When Lord Mersey and his assessors retired to contemplate their findings, his original intention was clearly to blame Captain Turner since he inquired through Admiral Inglefield whether the government would think it expedient that “blame should be very prominently laid upon the Captain” for disregarding Admiralty instructions. His concern was that if he did so Germany “might use it as another pretext for defending their action in sinking the vessel.” Both the First Lord of the Admiralty, Arthur Balfour, and the Foreign Office were consulted before the Admiralty replied direct to Mersey that neither would object to a verdict “that the Master received suitable written instructions which he omitted to follow and that he was also fully informed of the presence of hostile submarines . . . If you should still have any doubts on the subject, Mr. Balfour would be glad to see you.”

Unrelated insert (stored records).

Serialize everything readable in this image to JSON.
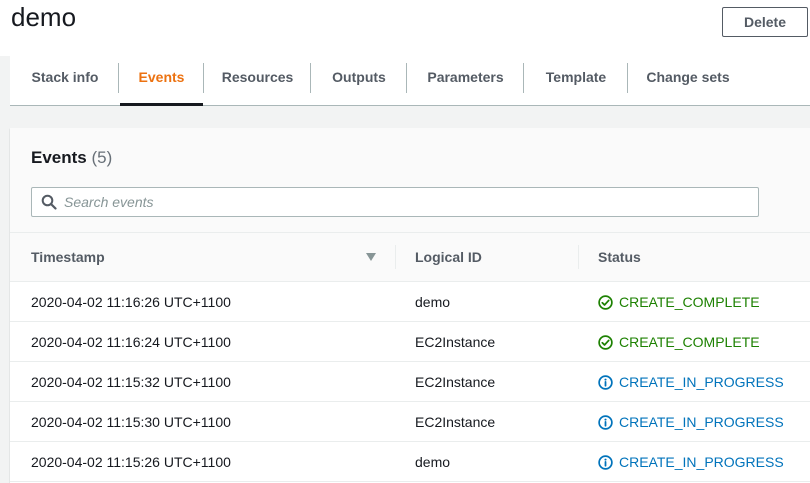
{
  "header": {
    "title": "demo",
    "delete_label": "Delete"
  },
  "tabs": [
    {
      "label": "Stack info",
      "active": false
    },
    {
      "label": "Events",
      "active": true
    },
    {
      "label": "Resources",
      "active": false
    },
    {
      "label": "Outputs",
      "active": false
    },
    {
      "label": "Parameters",
      "active": false
    },
    {
      "label": "Template",
      "active": false
    },
    {
      "label": "Change sets",
      "active": false
    }
  ],
  "events": {
    "title": "Events",
    "count": "(5)",
    "search_placeholder": "Search events",
    "columns": {
      "timestamp": "Timestamp",
      "logical_id": "Logical ID",
      "status": "Status"
    },
    "rows": [
      {
        "timestamp": "2020-04-02 11:16:26 UTC+1100",
        "logical_id": "demo",
        "status": "CREATE_COMPLETE",
        "status_type": "complete"
      },
      {
        "timestamp": "2020-04-02 11:16:24 UTC+1100",
        "logical_id": "EC2Instance",
        "status": "CREATE_COMPLETE",
        "status_type": "complete"
      },
      {
        "timestamp": "2020-04-02 11:15:32 UTC+1100",
        "logical_id": "EC2Instance",
        "status": "CREATE_IN_PROGRESS",
        "status_type": "in-progress"
      },
      {
        "timestamp": "2020-04-02 11:15:30 UTC+1100",
        "logical_id": "EC2Instance",
        "status": "CREATE_IN_PROGRESS",
        "status_type": "in-progress"
      },
      {
        "timestamp": "2020-04-02 11:15:26 UTC+1100",
        "logical_id": "demo",
        "status": "CREATE_IN_PROGRESS",
        "status_type": "in-progress"
      }
    ]
  },
  "colors": {
    "accent": "#ec7211",
    "success": "#1d8102",
    "info": "#0073bb"
  },
  "icons": {
    "search": "search-icon",
    "sort": "sort-descending-icon",
    "complete": "check-circle-icon",
    "in_progress": "info-circle-icon"
  }
}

Whether Lord Mersey took up the invitation to meet is unknown. However, his short, two-paragraph-long report, published on July 17, did not blame Turner in any way. Instead, as Coroner Horgan had done, it placed responsibility for the disaster entirely on the captain and crew of the “submarine of German nationality” that carried out the attack, and on their superiors in Berlin. In a ten-page amplificatory annex, Lord Mersey stated that the attack was “murder” and “contrary to international law and the usages of war.” Both Captain Turner and Staff Captain Anderson were “competent men and . . . did their duty . . . No doubt there were mishaps in handling the ropes of the boats and in other such matters but there was . . . no incompetence or neglect and I am satisfied that the crew behaved well throughout and worked with skill and judgement . . . They did their best in difficult and perilous circumstances and their best was good.” The German warning demonstrated that the attack was premeditated and planned before the
Lusitania
sailed.

Lord Mersey concluded unequivocally that “two torpedoes” hit the
Lusitania
on the starboard side “almost simultaneously” but also gave some credence to the evidence of a second submarine firing from the port side, adding “there was no explosion of any part of the cargo.” The Admiralty had devoted great care “to the questions arising out of the submarine peril” and the officials merited “the highest praise.” The advice given to Captain Turner was not meant “to deprive him of the right to exercise his skilled judgement . . . His omission to follow the advice in all respects cannot fairly be attributed either to negligence or incompetence. He exercised judgement for the best . . . The whole blame for the cruel destruction of life in this catastrophe must rest solely with those who plotted and with those who committed the crime.”

 

Continuing tensions between the civilian and naval factions within the German government, and the consequent arguments over the drafting of the reply to the second U.S. note, delayed its dispatch until July 8. Ignoring the American protests against sinking without warning, it reiterated complaints about the British blockade that forced Germany to defend “her national existence” with the submarine campaign. It offered to guarantee the safety of American ships and lives by introducing a safe-conduct scheme. Designated American ships flying the Stars and Stripes and painted in red, white, and blue would receive safe conduct through the submarine zone if they carried no contraband and gave reasonable advance notice.